November 20, 2012

Defense industry cautiously upbeat on sequester

So far, this fall’s lame-duck congressional session has been stuffed with sensationalism, but defense insiders are confident that a defense authorization bill and sequestration won’t fall by the wayside.

November’s return of Congress was supposed to bring focus on the National Defense Authorization Act and the avoidance of sequestration, but those priorities were interrupted by calls for a select committee to investigate the Sept. 11 terrorist attacks in Benghazi, Libya, and the flurry of attention to CIA Director David Petraeus’s resignation over his extramarital affair.

“It’s suddenly crowded with stuff that we had no idea was coming. … It took people a little off their game, it looks like,” said Bill McQuillen, vice president of public affairs for the consulting group JDA Frontline.

But while lobbyists and advocates can’t help but notice that their priorities aren’t making the morning television shows or drive-time radio discussions, they’re confident their issues will be addressed in hushed tones far from the view of the media.

“I’m working so hard on [the NDAA], but every time I lift my head up, it’s another report on Benghazi or Petraeus,” one defense lobbyist told POLITICO. “I’m still laser-focused on NDAA. There’s a consensus among staff and members that there will be a bill done. I think it is still in a good place.”

“There is a pretty strong scramble, both in industry and in government, in how to deal with these coming defense cuts. … I’m not too worried about the government juggling more than one ball at the same time,” added Robert Newton, the CEO of NCE, a defense engineering and consulting firm based in Tucson, Ariz. “What the industry cares about is that sequestration won’t dramatically affect the defense industry and the defense capabilities that we have. That’s the detail we’re just yearning to hear about in the industry.”

In fact, a shift in focus away from sequestration might be just what the doctor ordered.

“It’s better to have the Senate work on NDAA without pressure at this point,” said a senior staffer for a top defense firm. “We need some guidance — some sense of congressional priorities.”

The issue for many politicians, it seems, is that the solution to sequestration will be decided by a very small group of House and Senate leaders, forcing others to create ways of gathering attention.

“Other members need to find things to keep them busy and keep their names in the papers and faces on TV, so those House members and senators will focus on a Benghazi select committee and the Petraeus scandal — while the ‘real’ work gets done by the leadership,” the first defense lobbyist said.

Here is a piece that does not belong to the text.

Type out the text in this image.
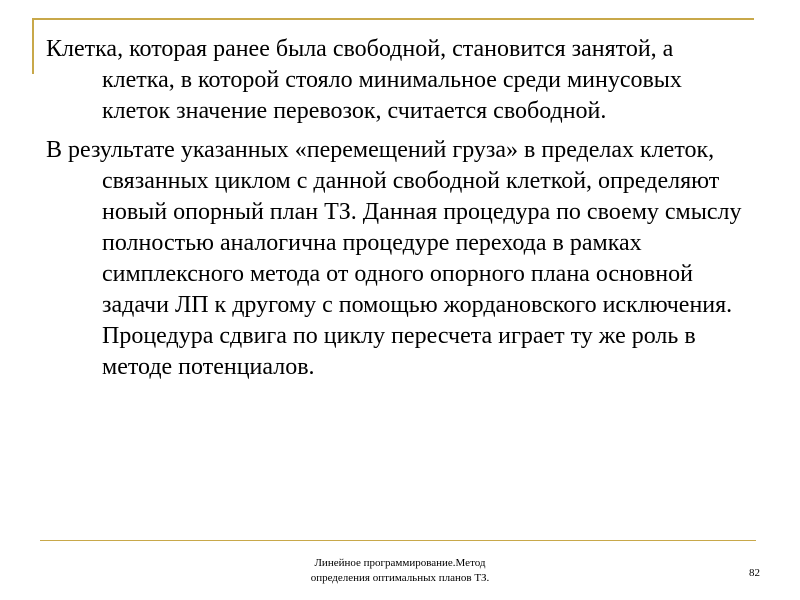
Клетка, которая ранее была свободной, становится занятой, а клетка, в которой стояло минимальное среди минусовых клеток значение перевозок, считается свободной.

В результате указанных «перемещений груза» в пределах клеток, связанных циклом с данной свободной клеткой, определяют новый опорный план ТЗ. Данная процедура по своему смыслу полностью аналогична процедуре перехода в рамках симплексного метода от одного опорного плана основной задачи ЛП к другому с помощью жордановского исключения. Процедура сдвига по циклу пересчета играет ту же роль в методе потенциалов.

Линейное программирование.Метод
определения оптимальных планов ТЗ.	82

“The rank-and-file members have little to do with the deal that will ultimately be made — or not — regarding the fiscal cliff, and while they wait for the House and Senate leadership and White House to decide, they’ll need legislation on the floor to buy time, including the NDAA,” added defense analyst Mackenzie Eaglen of the American Enterprise Institute.

One possible problem for NDAA, however, will be if Republicans on the warpath start attaching Benghazi riders to the bill.

“There are going to be a million amendments related to Benghazi that could stall NDAA, which would give [Senate Majority Leader Harry] Reid an opportunity to claim he tried and Republicans failed to pass an authorization,” predicted the defense firm staffer.

But the first defense lobbyist doesn’t think this will happen. If floor action leads to obstacles from Republicans, it’s likely that the Senate will go into a “ping pong” scenario and go straight to a conference with the House.

“I hope that none of the senators try to attach crazy riders that the White House will have to veto,” said the lobbyist, pointing out that Sen. John McCain, a passionate advocate for the Benghazi select committee, has shown a “commitment and a seriousness” to getting the NDAA passed. “[A Benghazi amendment] is maybe not a poison pill, but pretty close to it. And if you’re in a lame-duck situation with not much time left, why would you complicate your life?”

Reid may have had this thought on his mind Wednesday evening when he announced plans to legislate on the NDAA after Thanksgiving.

“I’ve been assured by Sens. [Carl] Levin and [John] McCain … that all these nonrelevant, vexatious amendments, they will help us table them or dispose of them in some appropriate matter,” he said on the Senate floor.

So while the airwaves are saturated with scandal, those familiar with defense issues say progress and attention continue behind the scenes.

“Fiscal cliff issues, including but certainly not limited to sequestration, will continue to be the single most urgent topic during the lame-duck session,” said Nora Bensahel of the Center for a New American Security.